額に浮かんだ冷や汗をやっと拭うことができた。
しかし、まあ…。
何だって今年はこんなことになっちゃってんだ?
毎年恒例の生徒会が企画する五月のイベント『皐月祭』。
生徒会書記らしく、事務的に言わしてもらえば、来年度の学園の生徒募集のポスターモデルを投票で選ぶイベント。
個人的な趣味で言わせてもらえば、学園のカワイ子ちゃんを決めるイベント。ここ大事。イケメン攻めじゃいけなんだよ。受け顔のカワイ子ちゃんじゃなきゃいけないんだ。(これは…学園側の意向による…理事長あたりの趣味なんじゃないかとの噂もある…)
そんで!それでだ!
毎年少なからず立候補者が集まり、そこから投票で選ばれるのだけど…、
今年は締めきり当日の今日になっても、まだ一人の立候補者も居ないという困った事態になってしまっているんだ!
イベント担当の僕としては、冷や汗ものの事態何だ!
何がいけないんだ?
『皐月祭の王子様』に選ばれたら、シロツメクサの王冠を貰うんだ。素敵じゃないか。(それを編むのも僕の仕事だけど…)

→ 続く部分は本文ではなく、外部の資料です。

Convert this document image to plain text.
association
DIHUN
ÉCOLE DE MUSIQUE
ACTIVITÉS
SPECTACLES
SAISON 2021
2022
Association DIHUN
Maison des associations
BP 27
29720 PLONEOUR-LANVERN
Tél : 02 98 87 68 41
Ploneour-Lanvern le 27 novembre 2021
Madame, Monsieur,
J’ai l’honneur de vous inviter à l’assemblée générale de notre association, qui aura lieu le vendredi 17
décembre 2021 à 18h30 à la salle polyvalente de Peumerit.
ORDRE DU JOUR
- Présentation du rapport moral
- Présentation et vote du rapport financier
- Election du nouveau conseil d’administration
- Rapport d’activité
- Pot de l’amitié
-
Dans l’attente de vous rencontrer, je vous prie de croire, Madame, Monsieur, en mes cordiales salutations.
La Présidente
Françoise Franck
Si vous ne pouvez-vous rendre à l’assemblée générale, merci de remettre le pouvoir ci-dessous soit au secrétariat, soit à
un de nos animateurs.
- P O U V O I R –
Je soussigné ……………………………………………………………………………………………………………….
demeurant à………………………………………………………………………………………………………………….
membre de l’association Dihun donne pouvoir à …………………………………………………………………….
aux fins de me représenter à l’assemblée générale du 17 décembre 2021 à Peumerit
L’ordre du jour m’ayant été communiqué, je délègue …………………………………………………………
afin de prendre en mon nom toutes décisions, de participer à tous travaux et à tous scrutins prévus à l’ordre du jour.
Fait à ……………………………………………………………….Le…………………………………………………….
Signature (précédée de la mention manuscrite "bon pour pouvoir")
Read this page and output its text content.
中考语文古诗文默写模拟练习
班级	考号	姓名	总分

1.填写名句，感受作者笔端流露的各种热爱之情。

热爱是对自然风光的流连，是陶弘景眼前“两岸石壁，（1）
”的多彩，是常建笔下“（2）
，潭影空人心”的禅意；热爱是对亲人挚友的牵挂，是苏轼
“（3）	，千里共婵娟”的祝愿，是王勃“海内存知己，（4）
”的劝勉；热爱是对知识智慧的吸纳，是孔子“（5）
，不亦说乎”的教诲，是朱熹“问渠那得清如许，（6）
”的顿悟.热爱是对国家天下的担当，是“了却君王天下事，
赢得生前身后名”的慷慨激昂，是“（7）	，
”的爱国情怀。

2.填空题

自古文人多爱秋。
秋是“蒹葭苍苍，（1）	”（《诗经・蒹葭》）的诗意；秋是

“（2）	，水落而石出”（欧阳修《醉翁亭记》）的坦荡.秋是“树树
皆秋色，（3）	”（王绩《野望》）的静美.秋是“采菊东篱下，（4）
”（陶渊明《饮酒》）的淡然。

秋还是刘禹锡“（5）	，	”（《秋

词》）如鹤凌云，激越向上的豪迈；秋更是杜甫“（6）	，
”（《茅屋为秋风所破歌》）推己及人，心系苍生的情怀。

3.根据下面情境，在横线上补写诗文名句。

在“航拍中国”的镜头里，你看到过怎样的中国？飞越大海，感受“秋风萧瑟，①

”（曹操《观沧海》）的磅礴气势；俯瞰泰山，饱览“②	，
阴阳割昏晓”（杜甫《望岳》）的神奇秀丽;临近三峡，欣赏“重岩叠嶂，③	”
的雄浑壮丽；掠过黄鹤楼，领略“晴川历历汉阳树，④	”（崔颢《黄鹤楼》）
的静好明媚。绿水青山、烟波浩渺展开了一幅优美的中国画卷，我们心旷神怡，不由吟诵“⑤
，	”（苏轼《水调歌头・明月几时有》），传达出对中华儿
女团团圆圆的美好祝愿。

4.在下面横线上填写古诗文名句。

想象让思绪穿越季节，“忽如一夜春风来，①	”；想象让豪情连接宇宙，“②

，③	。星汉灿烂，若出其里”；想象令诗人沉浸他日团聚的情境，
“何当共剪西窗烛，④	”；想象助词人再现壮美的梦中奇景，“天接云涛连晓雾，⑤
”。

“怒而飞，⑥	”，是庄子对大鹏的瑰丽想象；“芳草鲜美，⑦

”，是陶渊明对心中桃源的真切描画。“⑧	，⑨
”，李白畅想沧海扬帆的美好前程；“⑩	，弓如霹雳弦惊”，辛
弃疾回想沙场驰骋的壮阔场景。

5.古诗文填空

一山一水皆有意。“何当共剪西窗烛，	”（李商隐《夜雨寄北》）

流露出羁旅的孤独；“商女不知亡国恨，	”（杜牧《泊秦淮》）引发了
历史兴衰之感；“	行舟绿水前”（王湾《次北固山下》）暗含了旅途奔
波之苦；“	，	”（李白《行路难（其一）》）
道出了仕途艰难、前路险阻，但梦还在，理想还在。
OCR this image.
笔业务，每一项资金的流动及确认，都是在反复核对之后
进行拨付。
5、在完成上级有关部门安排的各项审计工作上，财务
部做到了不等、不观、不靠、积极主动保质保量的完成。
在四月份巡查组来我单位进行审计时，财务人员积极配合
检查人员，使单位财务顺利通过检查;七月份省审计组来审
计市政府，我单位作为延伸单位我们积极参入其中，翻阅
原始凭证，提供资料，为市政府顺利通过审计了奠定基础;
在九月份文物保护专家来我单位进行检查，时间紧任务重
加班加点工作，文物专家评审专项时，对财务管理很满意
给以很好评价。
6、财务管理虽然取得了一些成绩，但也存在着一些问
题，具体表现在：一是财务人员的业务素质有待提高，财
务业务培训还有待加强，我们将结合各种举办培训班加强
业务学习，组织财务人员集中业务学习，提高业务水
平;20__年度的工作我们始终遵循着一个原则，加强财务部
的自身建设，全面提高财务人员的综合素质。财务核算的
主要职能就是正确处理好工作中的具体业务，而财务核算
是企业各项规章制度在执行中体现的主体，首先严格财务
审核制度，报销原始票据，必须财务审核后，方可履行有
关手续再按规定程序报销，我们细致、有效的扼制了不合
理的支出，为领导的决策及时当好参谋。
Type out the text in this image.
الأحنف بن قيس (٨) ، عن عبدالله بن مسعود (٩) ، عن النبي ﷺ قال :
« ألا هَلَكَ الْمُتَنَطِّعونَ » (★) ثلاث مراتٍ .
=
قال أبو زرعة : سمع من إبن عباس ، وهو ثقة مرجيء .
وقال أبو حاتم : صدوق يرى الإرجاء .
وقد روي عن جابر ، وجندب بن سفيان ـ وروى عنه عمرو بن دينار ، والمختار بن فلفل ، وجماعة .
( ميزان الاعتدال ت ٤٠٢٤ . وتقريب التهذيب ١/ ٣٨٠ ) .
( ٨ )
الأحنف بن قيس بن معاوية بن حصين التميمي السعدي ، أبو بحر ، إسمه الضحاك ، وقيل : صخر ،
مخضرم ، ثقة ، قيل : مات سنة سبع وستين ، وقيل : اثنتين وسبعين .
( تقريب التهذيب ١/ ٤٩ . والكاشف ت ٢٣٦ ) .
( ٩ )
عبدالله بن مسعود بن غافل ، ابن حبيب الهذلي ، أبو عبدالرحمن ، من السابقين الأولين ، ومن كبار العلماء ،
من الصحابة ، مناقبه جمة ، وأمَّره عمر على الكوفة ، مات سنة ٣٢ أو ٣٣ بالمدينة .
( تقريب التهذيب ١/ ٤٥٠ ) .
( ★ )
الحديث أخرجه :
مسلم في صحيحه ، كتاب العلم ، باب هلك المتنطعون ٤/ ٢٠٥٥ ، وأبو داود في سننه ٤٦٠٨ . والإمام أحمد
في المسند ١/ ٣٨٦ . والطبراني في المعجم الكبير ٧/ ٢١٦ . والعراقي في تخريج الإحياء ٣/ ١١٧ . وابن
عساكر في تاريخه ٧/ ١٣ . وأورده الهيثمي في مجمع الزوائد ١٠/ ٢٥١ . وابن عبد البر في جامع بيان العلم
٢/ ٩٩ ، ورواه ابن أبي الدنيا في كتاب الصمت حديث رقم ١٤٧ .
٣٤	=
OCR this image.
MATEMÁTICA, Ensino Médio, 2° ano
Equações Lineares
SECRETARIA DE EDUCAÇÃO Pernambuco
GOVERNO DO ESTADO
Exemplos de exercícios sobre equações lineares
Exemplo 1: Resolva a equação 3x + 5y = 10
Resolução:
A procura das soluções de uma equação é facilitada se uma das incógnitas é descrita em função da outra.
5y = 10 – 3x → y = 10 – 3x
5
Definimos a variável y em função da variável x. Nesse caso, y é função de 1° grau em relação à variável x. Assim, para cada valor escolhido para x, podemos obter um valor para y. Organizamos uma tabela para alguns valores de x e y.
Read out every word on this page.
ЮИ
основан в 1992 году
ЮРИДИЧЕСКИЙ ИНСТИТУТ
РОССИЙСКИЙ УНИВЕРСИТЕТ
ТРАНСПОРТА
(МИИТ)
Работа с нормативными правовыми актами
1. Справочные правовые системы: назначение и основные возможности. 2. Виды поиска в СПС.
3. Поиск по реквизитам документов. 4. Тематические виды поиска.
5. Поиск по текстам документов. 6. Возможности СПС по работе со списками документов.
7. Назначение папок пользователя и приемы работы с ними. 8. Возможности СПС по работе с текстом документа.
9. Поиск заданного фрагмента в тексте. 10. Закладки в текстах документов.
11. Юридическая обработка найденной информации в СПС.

その王冠を日付が変わるまでに手渡した相手と、その後永遠の愛で結ばれる…というこれまた素敵な伝説付きなんだ。(これは過去の生徒会の仕込みネタだったらしい…と生徒会極秘ファイルに書いてあった…)
まあ…去年は大変だったな。
兎川が王子様に選ばれて、(兎川が今「王子様」呼ばわりされてる理由はそれだ)その王冠の奪い合いが行われた。
特定の、シロツメクサの王冠を渡す相手が居なかったらしい王子様。
その王冠を最後に手にしたものが王子様を自分のものにできるとか、伝説が歪曲し、それはそれは激しい争奪戦が…。
あ……。
今わかった。
そのせいで今年は候補者が居ないんだーーー!!
相手がいるカワイ子ちゃんだったら、そのお相手がそんな目に会わせたくないから出させないだろうし、興味本位で命の危険(貞操の危険?)を受け入れようという変わった子もいないのだろう?!
あああ…。
このままだと、僕が恥ずかしい格好で、いけにえの羊ちゃんにされちゃうよお!